Oh. I didn't realize that your script touched the opener window. Yeah, that behavior is correct. You shouldn't be able to access properties on the opener cross-origin, if it's set at all.
One more interesting question. If the targeted window's document has a <base> tag, which base URI is used? The one set by the <base>, or the URI of the document?
Ths script doesn't "touch" the opener window as such. The script is *in* the opener window. So if the targetted window has a document from a different origin loaded it is unable to run the script which sounds right.
This bug is really about the case where the targetted window doesn't exist.

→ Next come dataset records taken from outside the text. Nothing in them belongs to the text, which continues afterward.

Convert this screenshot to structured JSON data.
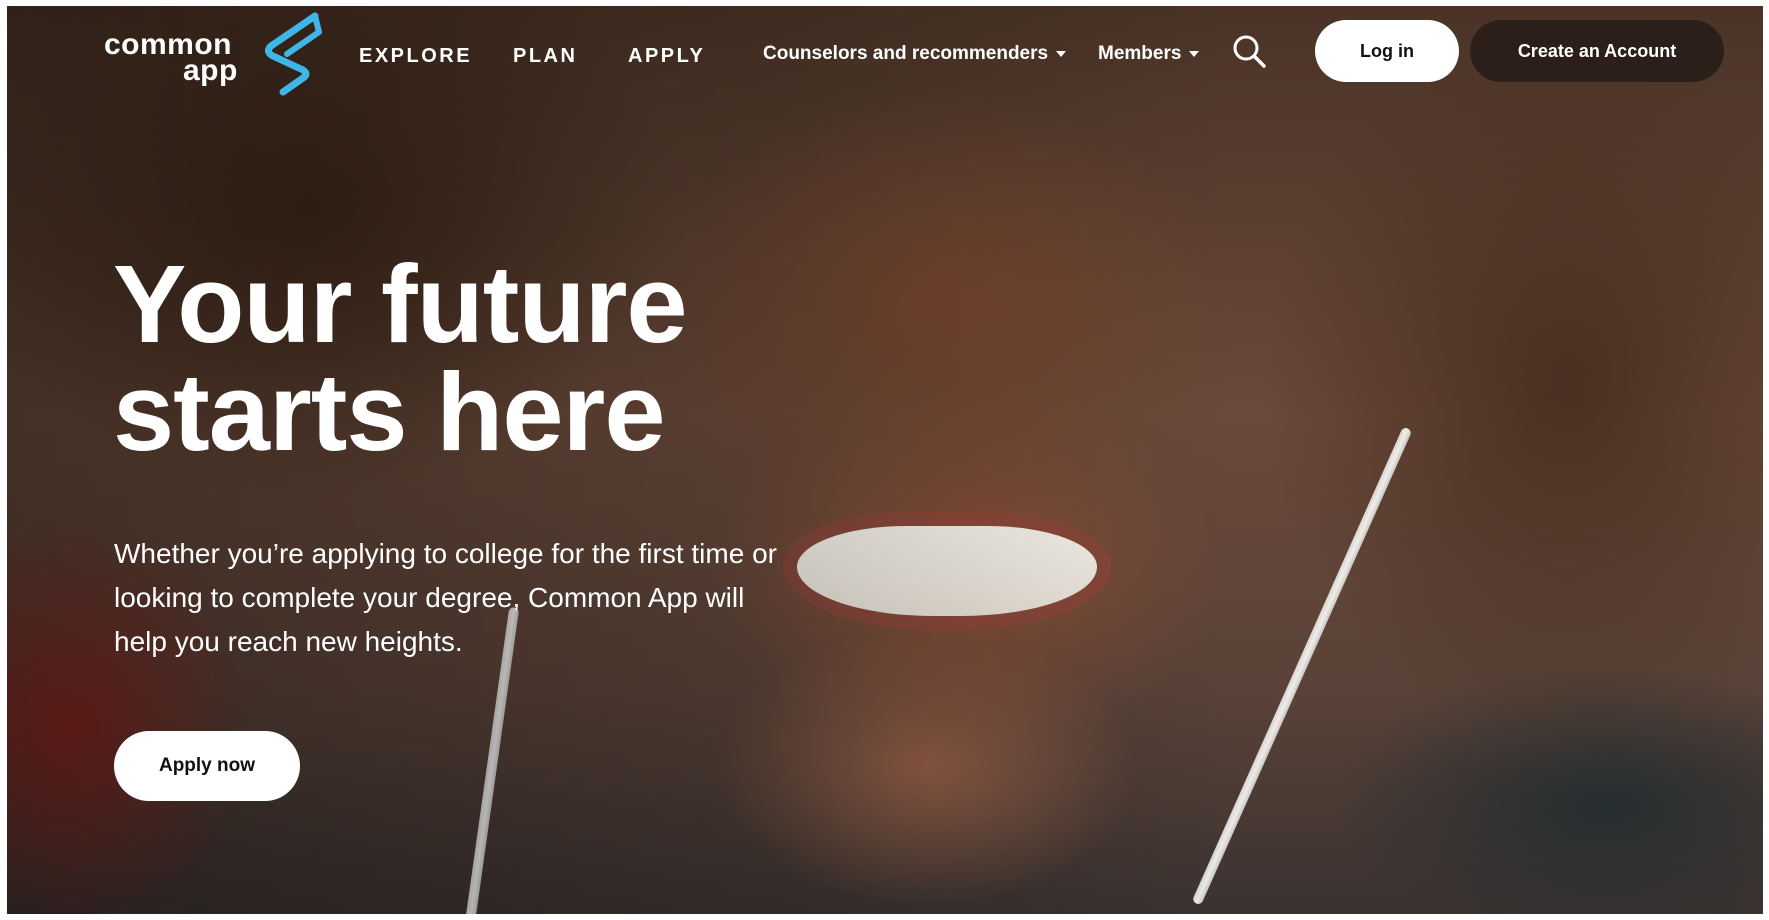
{
  "header": {
    "logo": {
      "line1": "common",
      "line2": "app"
    },
    "nav": [
      {
        "label": "EXPLORE"
      },
      {
        "label": "PLAN"
      },
      {
        "label": "APPLY"
      }
    ],
    "dropdowns": [
      {
        "label": "Counselors and recommenders"
      },
      {
        "label": "Members"
      }
    ],
    "login_label": "Log in",
    "create_account_label": "Create an Account"
  },
  "hero": {
    "title_line1": "Your future",
    "title_line2": "starts here",
    "subtitle_line1": "Whether you’re applying to college for the first time or",
    "subtitle_line2": "looking to complete your degree, Common App will",
    "subtitle_line3": "help you reach new heights.",
    "cta_label": "Apply now"
  },
  "colors": {
    "logo_accent": "#3fb6e8",
    "text": "#ffffff",
    "button_light": "#ffffff",
    "button_dark": "#281c18"
  },
  "icons": {
    "search": "search-icon",
    "caret": "chevron-down-icon",
    "logo_mark": "common-app-logo-mark"
  }
}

However, I'll upload a file with <base> set and see what happens.
Created attachment 295504 [details]
HTML document with <base> set to http://bugzilla.mozilla.org/x/y/z/index.html
Boris, guess what ? FF trunk resolves the URI relative to <base> in the loaded document whilst IE resolves it relative to the document URI.
To see for yourself
1 Open the test case https://bugzilla.mozilla.org/attachment.cgi?id=295460
2 Click "Open about:blank in target" -> a new tab opens
3 In the new tab, paste in the URI https://bugzilla.mozilla.org/attachment.cgi?id=295504. Now you have a document open in the targetted window that specifies <Base href="http://bugzilla.mozilla.org/x/y/z/index.html">
4 Return to the original tab and click the "Open window with target (Fails)" link.
5 Check the "not found" message in the popup.
> Ths script doesn't "touch" the opener window as such.
In any case, looks like IE doesn't use the window open() is actually called on for the base URI, and instead uses the URI of the principal of the window the script is running in, or some such. That's pretty different from what we do.
sicking, could you raise this in the webapps wg/list, since they're presumably working on specifying window.open?
Duncan, thanks a ton for the testing!
My pleasure. Re opener: when you said "the script" I thought you meant the openIt() function itself, not the one liner that calls it. The latter has to reference the opener bcoz in the original test the targetted window exist, therefore doesn't have a document loaded.
I think the new spec already defines what to resolve uris in window.open against. Does it not?
Which spec? http://www.w3.org/TR/2006/WD-Window-20060407/ explicitly doesn't talk about window.open. It's the latest draft.
http://www.whatwg.org/specs/web-apps/current-work/complete.html#dom-open now says that it's resolved relative to the "entry script's base URL", rather than the URL of the Window object it's called on. I think that makes sense since the Window object might have been navigated by the user in a way the script authors can't predict. HTH.